Mon point ici est : en admettant que la partie technologique soit maîtrisée, quels sont les obstacles non technologiques à la fabrication et au lancement d'un vaisseau inter-stellaire basé sur une propulsion par bombes nucléaires, et quelles mesures pourraient être mises en place pour les dépasser.
Pourquoi la question ? Parce qu'à aujourd'hui, c'est la seule technologie pouvant être mise en oeuvre sans avancée technologique majeure qui permet à un vaisseau d'atteindre des vitesses de l'ordre de 0.Xc dans un délai raisonnable, et qui donc permettrait d'atteindre au moins Alpha du Centaure au cours de notre vie. (n'hésitez pas à me corriger si je me trompe !)
En écrivant "en admettant que la partie technologique soit maîtrisée", je sous-entends par exemple que les personnes qui travaillent sur Icarus puissent affirmer en 2014 à l'issue de leur étude qu'ils ont un bon niveau de certitude que la proposition technologique qu'ils font fonctionnera, et qu'on se décide à ce moment-là de se lancer dans la construction de ce vaisseau.

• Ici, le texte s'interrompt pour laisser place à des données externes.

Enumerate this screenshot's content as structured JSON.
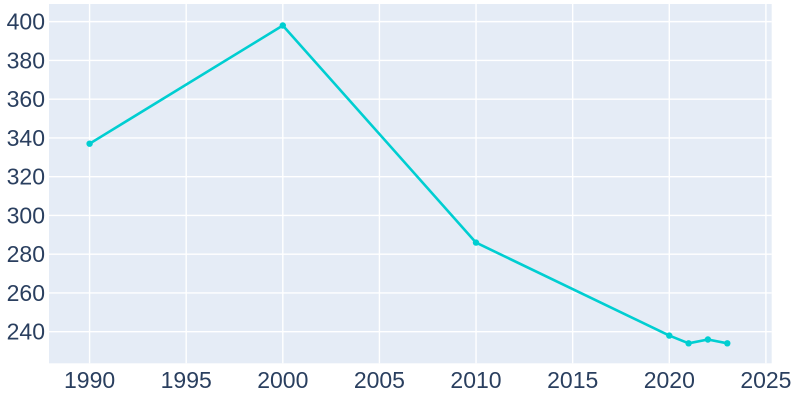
{
  "chart_data": {
    "type": "line",
    "title": "",
    "xlabel": "",
    "ylabel": "",
    "x": [
      1990,
      2000,
      2010,
      2020,
      2021,
      2022,
      2023
    ],
    "values": [
      337,
      398,
      286,
      238,
      234,
      236,
      234
    ],
    "series_name": "population",
    "mode": "lines+markers",
    "xlim": [
      1987.9,
      2025.3
    ],
    "ylim": [
      223.7,
      409.1
    ],
    "xticks": [
      1990,
      1995,
      2000,
      2005,
      2010,
      2015,
      2020,
      2025
    ],
    "xtick_labels": [
      "1990",
      "1995",
      "2000",
      "2005",
      "2010",
      "2015",
      "2020",
      "2025"
    ],
    "yticks": [
      240,
      260,
      280,
      300,
      320,
      340,
      360,
      380,
      400
    ],
    "ytick_labels": [
      "240",
      "260",
      "280",
      "300",
      "320",
      "340",
      "360",
      "380",
      "400"
    ],
    "grid": true,
    "legend": false,
    "colors": {
      "line": "#00CED1",
      "marker": "#00CED1",
      "plot_background": "#E5ECF6",
      "gridline": "#FFFFFF",
      "tick_text": "#2a3f5f",
      "outer_background": "#FFFFFF"
    }
  }
}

Et par "vaisseau inter-stellaire", je fais référence pour le moment à une sonde automatisée.
En lisant l'article sur Orion dans Wikipédia, je vois principalement trois obstacles : le traité d'interdiction des essais nucléaires, le coût de la mise en oeuvre d'un tel projet, et l'obtention du carburant.
le traité d'interdiction des essais nucléaires
En admettant que la législation ne change pas dans un futur proche (ce qu'il est raisonnable de penser), et comme le rapport bénéfice / risque à mener un tel projet en Iran ou en Corée du Nord n'est pas favorable, il n'est pas réaliste de prévoir un lancement depuis la surface de la Terre.
Dans la mesure où l'ascenseur spatial est encore loin d'être concrétisé, et que quoi qu'il en soit il y aurait le risque des ondes électromagnétiques générées par les explosions pour les satellites du voisinage, l'orbite terrestre m'apparaît aussi à exclure.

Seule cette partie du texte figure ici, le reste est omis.